Density-Based Decline Performance Analysis of Natural Gas Reservoirs Using a Universal Type Curve

Abstract

Modern natural gas reservoir decline performance analysis has traditionally relied on the use of oil type curves along with the concepts of pseudopressure and pseudotime. Alternatively, it also employs empirical curve fitting of rate-time production data for reserve and future performance analysis. In this work we show that the use of a density approach leads to the formulation of a new-generation type curve applicable to the analysis of unsteady state of natural gas wells under boundary dominated flow (BDF). The resulting gas reservoir decline equation applies to any gas well producing at constant bottomhole pressure under BDF. On the basis of this decline model, a single-line, universal type curve is derived for any gas fluid and reservoir properties producing under a constant drawdown condition.
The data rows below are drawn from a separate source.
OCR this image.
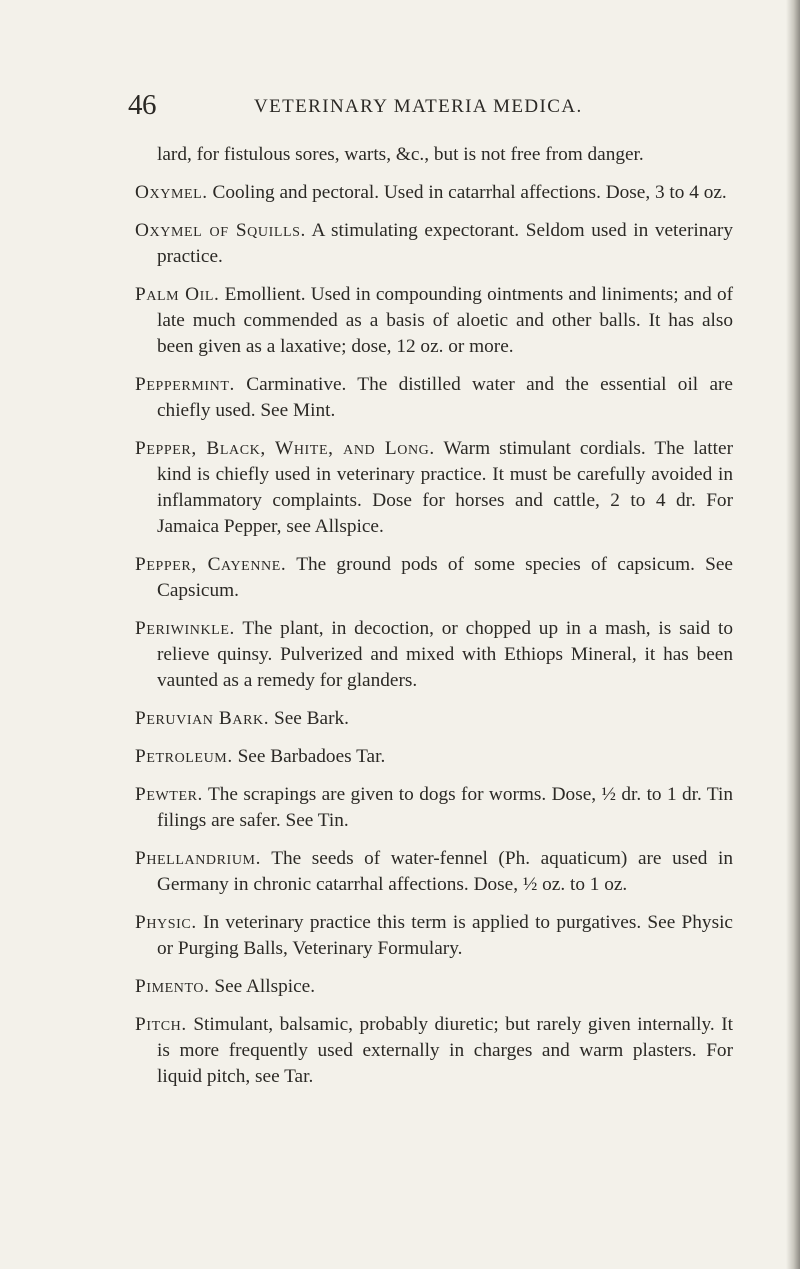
46	VETERINARY MATERIA MEDICA.

lard, for fistulous sores, warts, &c., but is not free from danger.

Oxymel. Cooling and pectoral. Used in catarrhal affections. Dose, 3 to 4 oz.

Oxymel of Squills. A stimulating expectorant. Seldom used in veterinary practice.

Palm Oil. Emollient. Used in compounding ointments and liniments; and of late much commended as a basis of aloetic and other balls. It has also been given as a laxative; dose, 12 oz. or more.

Peppermint. Carminative. The distilled water and the essential oil are chiefly used. See Mint.

Pepper, Black, White, and Long. Warm stimulant cordials. The latter kind is chiefly used in veterinary practice. It must be carefully avoided in inflammatory complaints. Dose for horses and cattle, 2 to 4 dr. For Jamaica Pepper, see Allspice.

Pepper, Cayenne. The ground pods of some species of capsicum. See Capsicum.

Periwinkle. The plant, in decoction, or chopped up in a mash, is said to relieve quinsy. Pulverized and mixed with Ethiops Mineral, it has been vaunted as a remedy for glanders.

Peruvian Bark. See Bark.

Petroleum. See Barbadoes Tar.

Pewter. The scrapings are given to dogs for worms. Dose, ½ dr. to 1 dr. Tin filings are safer. See Tin.

Phellandrium. The seeds of water-fennel (Ph. aquaticum) are used in Germany in chronic catarrhal affections. Dose, ½ oz. to 1 oz.

Physic. In veterinary practice this term is applied to purgatives. See Physic or Purging Balls, Veterinary Formulary.

Pimento. See Allspice.

Pitch. Stimulant, balsamic, probably diuretic; but rarely given internally. It is more frequently used externally in charges and warm plasters. For liquid pitch, see Tar.
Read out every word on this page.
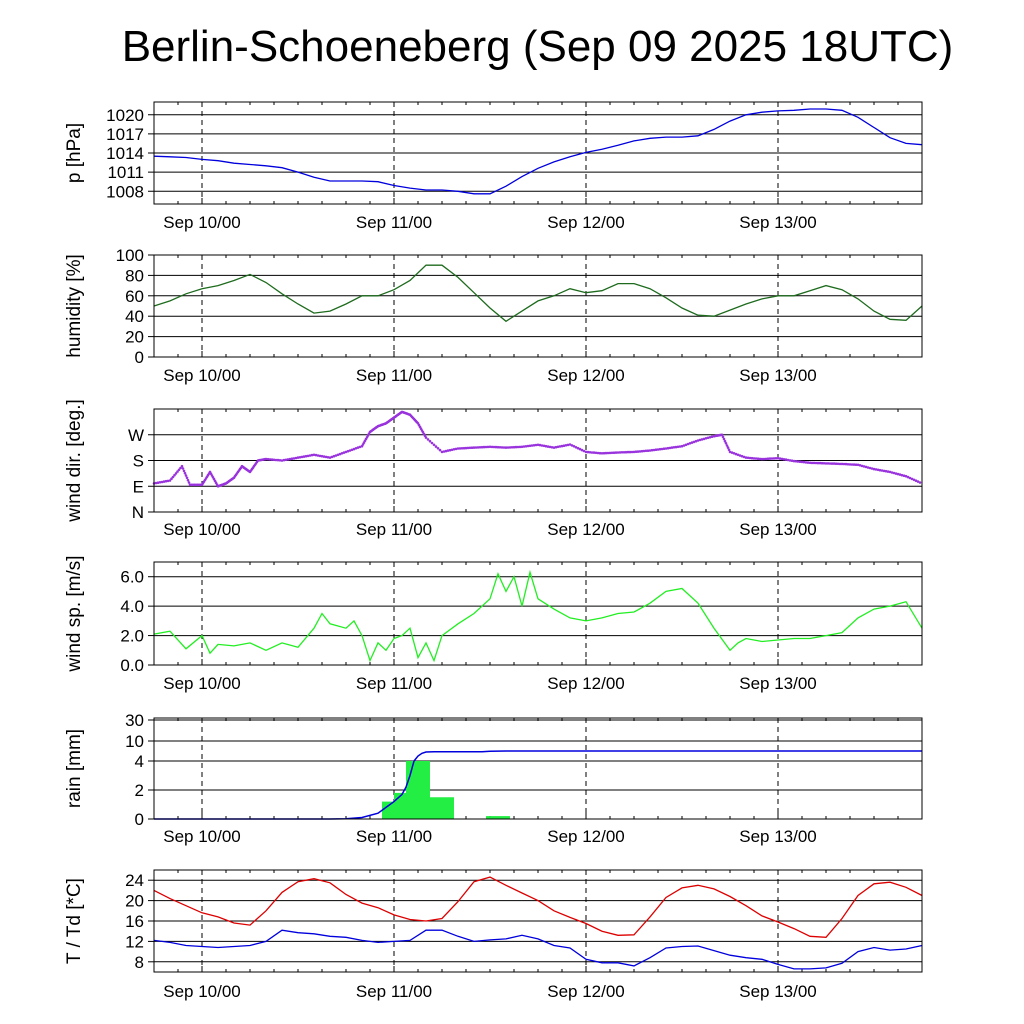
Berlin-Schoeneberg (Sep 09 2025 18UTC)
1008
1011
1014
1017
1020
Sep 10/00	Sep 11/00	Sep 12/00	Sep 13/00
p [hPa]
0
20
40
60
80
100
Sep 10/00	Sep 11/00	Sep 12/00	Sep 13/00
humidity [%]
N
E
S
W
Sep 10/00	Sep 11/00	Sep 12/00	Sep 13/00
wind dir. [deg.]
0.0
2.0
4.0
6.0
Sep 10/00	Sep 11/00	Sep 12/00	Sep 13/00
wind sp. [m/s]
0
2
4
10
30
Sep 10/00	Sep 11/00	Sep 12/00	Sep 13/00
rain [mm]
8
12
16
20
24
Sep 10/00	Sep 11/00	Sep 12/00	Sep 13/00
T / Td [*C]
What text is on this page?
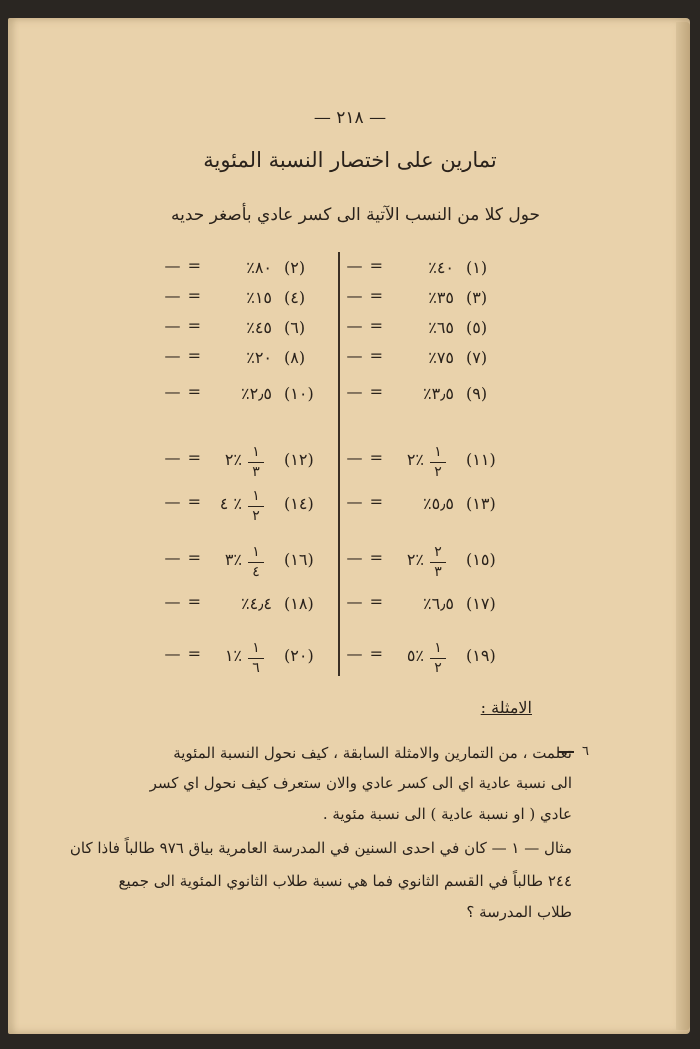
— ٢١٨ —
تمارين على اختصار النسبة المئوية
حول كلا من النسب الآتية الى كسر عادي بأصغر حديه
(١)
٤٠٪
— =
(٣)
٣٥٪
— =
(٥)
٦٥٪
— =
(٧)
٧٥٪
— =
(٩)
٣٫٥٪
— =
(١١)
٪٢ ١
٢
— =
(١٣)
٥٫٥٪
— =
(١٥)
٪٢ ٢
٣
— =
(١٧)
٦٫٥٪
— =
(١٩)
٪٥ ١
٢
— =
(٢)
٨٠٪
— =
(٤)
١٥٪
— =
(٦)
٤٥٪
— =
(٨)
٢٠٪
— =
(١٠)
٢٫٥٪
— =
(١٢)
٪٢ ١
٣
— =
(١٤)
٪ ٤ ١
٢
— =
(١٦)
٪٣ ١
٤
— =
(١٨)
٤٫٤٪
— =
(٢٠)
٪١ ١
٦
— =
الامثلة :
٦
تعلمت ، من التمارين والامثلة السابقة ، كيف نحول النسبة المئوية
الى نسبة عادية اي الى كسر عادي والان ستعرف كيف نحول اي كسر
عادي ( او نسبة عادية ) الى نسبة مئوية .
مثال — ١ — كان في احدى السنين في المدرسة العامرية بياق ٩٧٦ طالباً فاذا كان
٢٤٤ طالباً في القسم الثانوي فما هي نسبة طلاب الثانوي المئوية الى جميع
طلاب المدرسة ؟
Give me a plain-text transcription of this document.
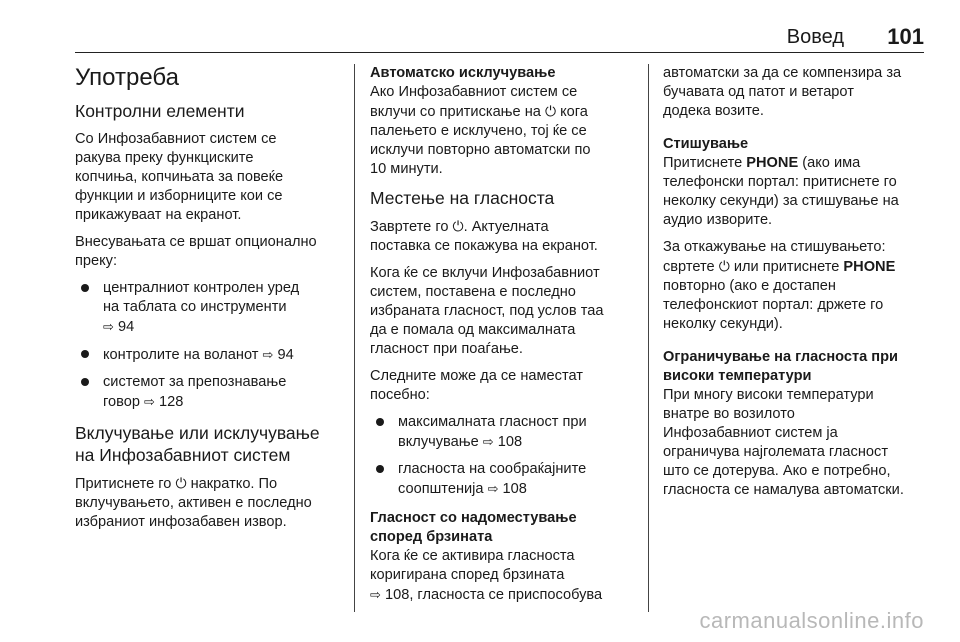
Вовед 101
Употреба
Контролни елементи

Со Инфозабавниот систем се
ракува преку функциските
копчиња, копчињата за повеќе
функции и изборниците кои се
прикажуваат на екранот.

Внесувањата се вршат опционално
преку:

централниот контролен уред
на таблата со инструменти
⇨ 94
контролите на воланот ⇨ 94
системот за препознавање
говор ⇨ 128
Вклучување или исклучување
на Инфозабавниот систем

Притиснете го ⏻ накратко. По
вклучувањето, активен е последно
избраниот инфозабавен извор.

Автоматско исклучување

Ако Инфозабавниот систем се
вклучи со притискање на ⏻ кога
палењето е исклучено, тој ќе се
исклучи повторно автоматски по
10 минути.

Местење на гласноста

Завртете го ⏻. Актуелната
поставка се покажува на екранот.

Кога ќе се вклучи Инфозабавниот
систем, поставена е последно
избраната гласност, под услов таа
да е помала од максималната
гласност при поаѓање.

Следните може да се наместат
посебно:

максималната гласност при
вклучување ⇨ 108
гласноста на сообраќајните
соопштенија ⇨ 108
Гласност со надоместување
според брзината

Кога ќе се активира гласноста
коригирана според брзината
⇨ 108, гласноста се приспособува

автоматски за да се компензира за
бучавата од патот и ветарот
додека возите.

Стишување

Притиснете PHONE (ако има
телефонски портал: притиснете го
неколку секунди) за стишување на
аудио изворите.

За откажување на стишувањето:
свртете ⏻ или притиснете PHONE
повторно (ако е достапен
телефонскиот портал: држете го
неколку секунди).

Ограничување на гласноста при
високи температури

При многу високи температури
внатре во возилото
Инфозабавниот систем ја
ограничува најголемата гласност
што се дотерува. Ако е потребно,
гласноста се намалува автоматски.

carmanualsonline.info
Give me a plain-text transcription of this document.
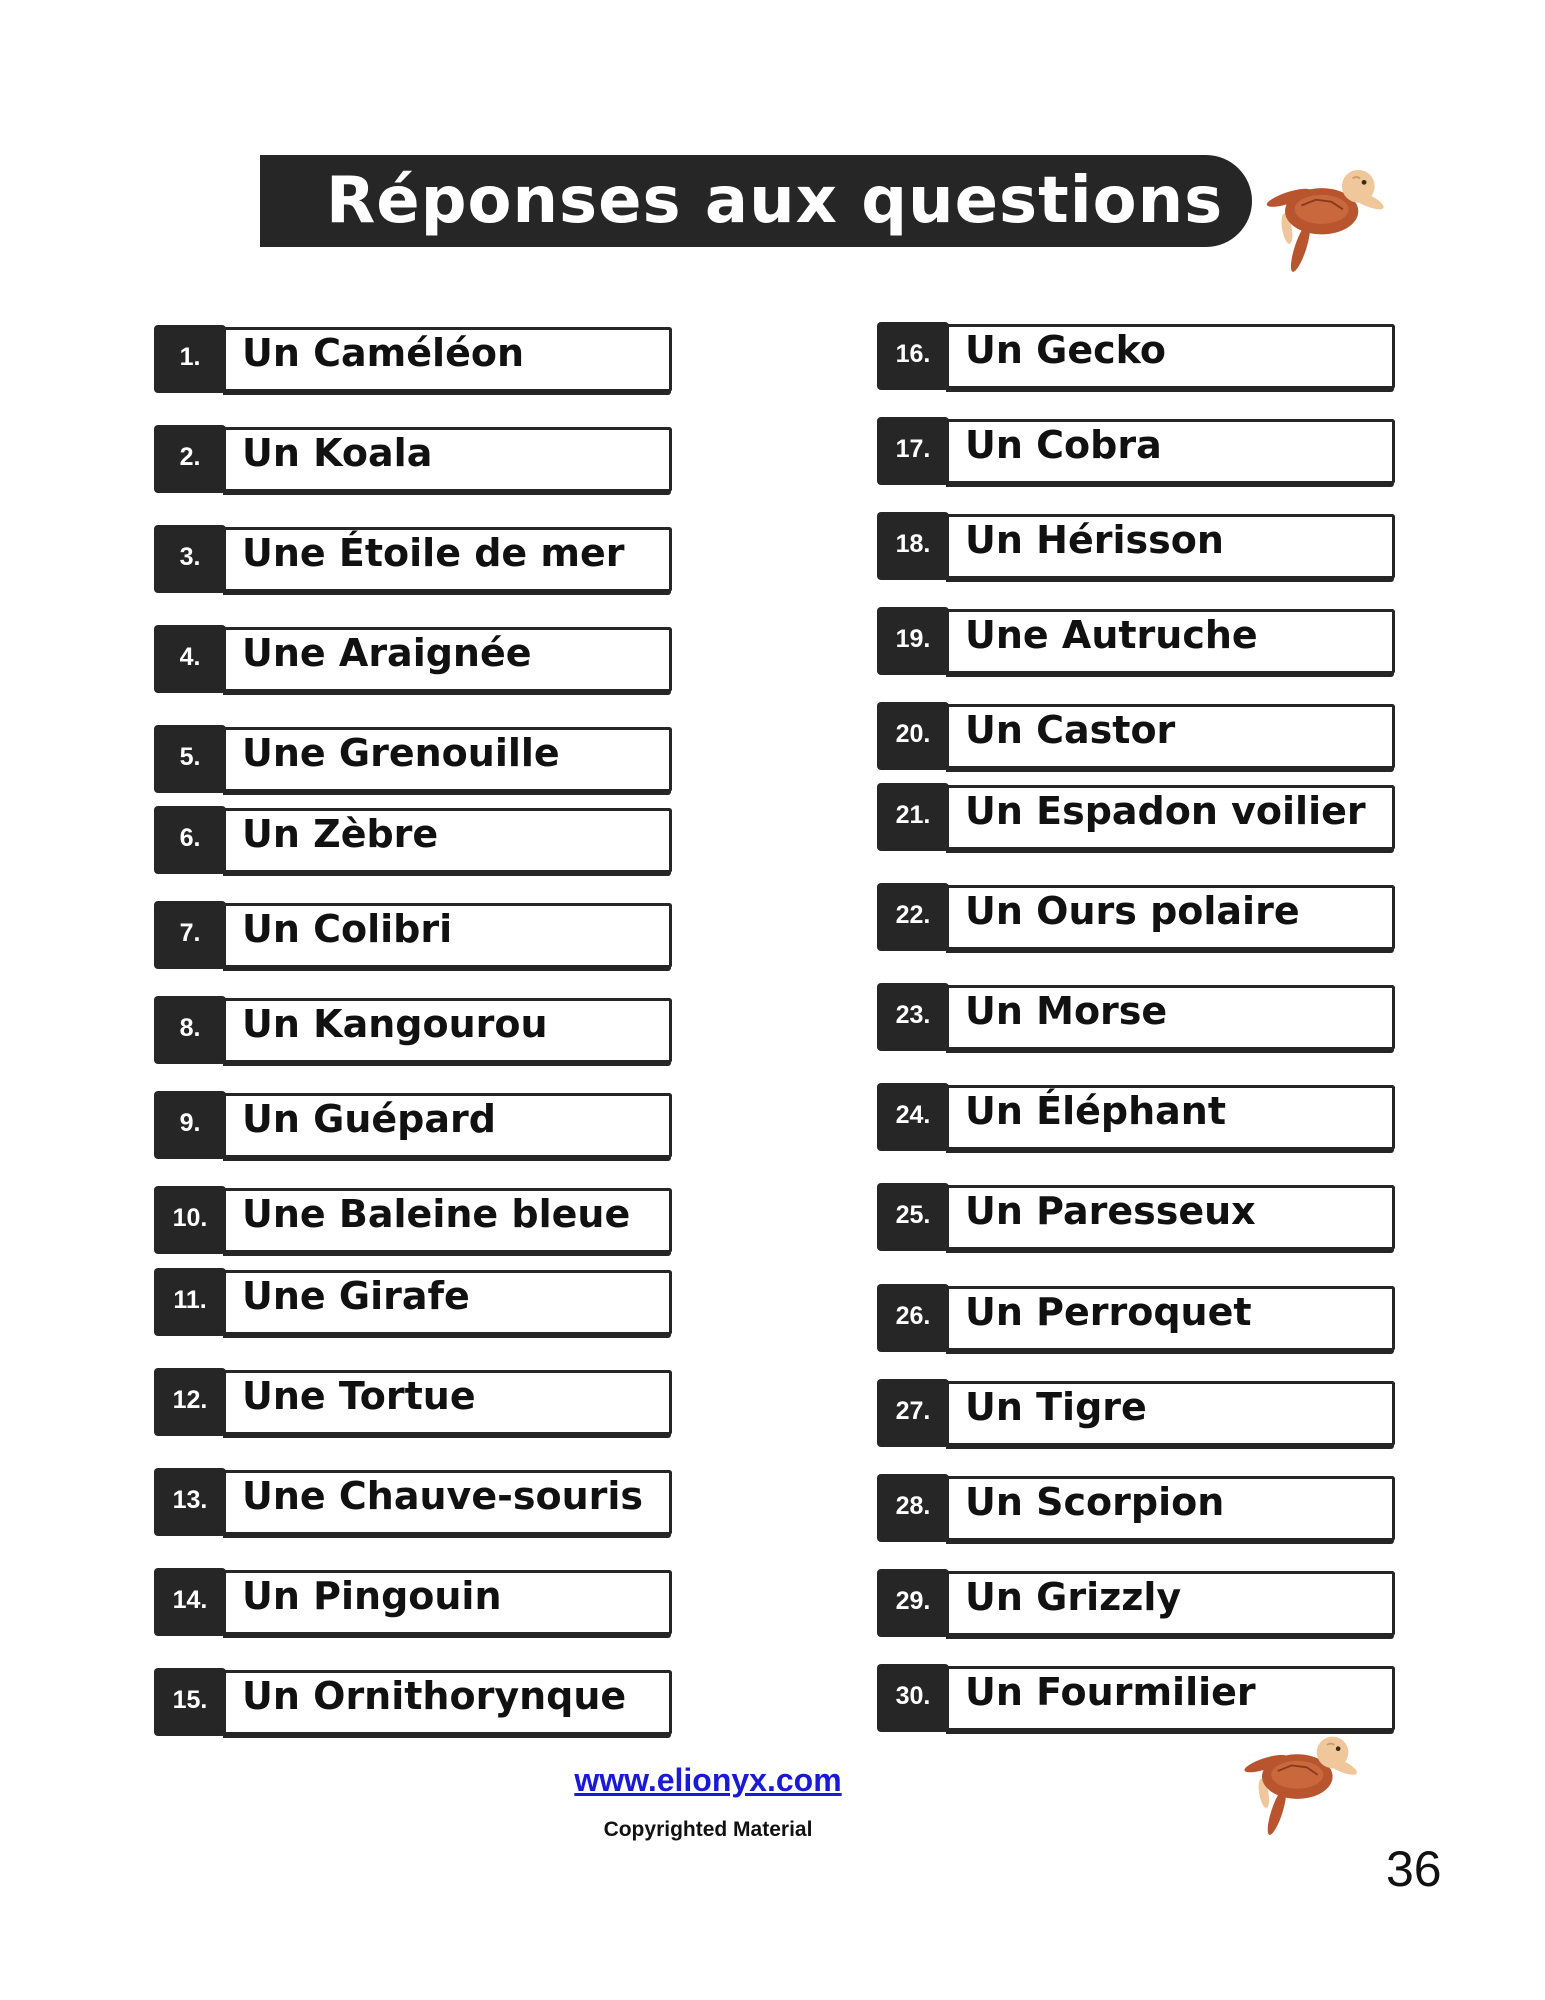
Réponses aux questions
1.	Un Caméléon
2.	Un Koala
3.	Une Étoile de mer
4.	Une Araignée
5.	Une Grenouille
6.	Un Zèbre
7.	Un Colibri
8.	Un Kangourou
9.	Un Guépard
10. Une Baleine bleue
11. Une Girafe
12. Une Tortue
13. Une Chauve-souris
14. Un Pingouin
15. Un Ornithorynque
16. Un Gecko
17. Un Cobra
18. Un Hérisson
19. Une Autruche
20. Un Castor
21. Un Espadon voilier
22. Un Ours polaire
23. Un Morse
24. Un Éléphant
25. Un Paresseux
26. Un Perroquet
27. Un Tigre
28. Un Scorpion
29. Un Grizzly
30. Un Fourmilier
www.elionyx.com
Copyrighted Material
36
New-generation analytical procedures for gas well performance analysis are presented, which does not necessitate the calculation of pseudopressure or pseudotime. Explicit OGIP predictions are thus enabled from the proposed universal type curve matching. The proposed single-line type curve is demonstrated to successfully match rate-time production BDF data and reliably estimate fluids in place for a number of numerical simulations and field cases. It is also demonstrated that the proposed formulation can be alternatively implemented in terms of straight-line analysis of 1/qgscb versus time data plots.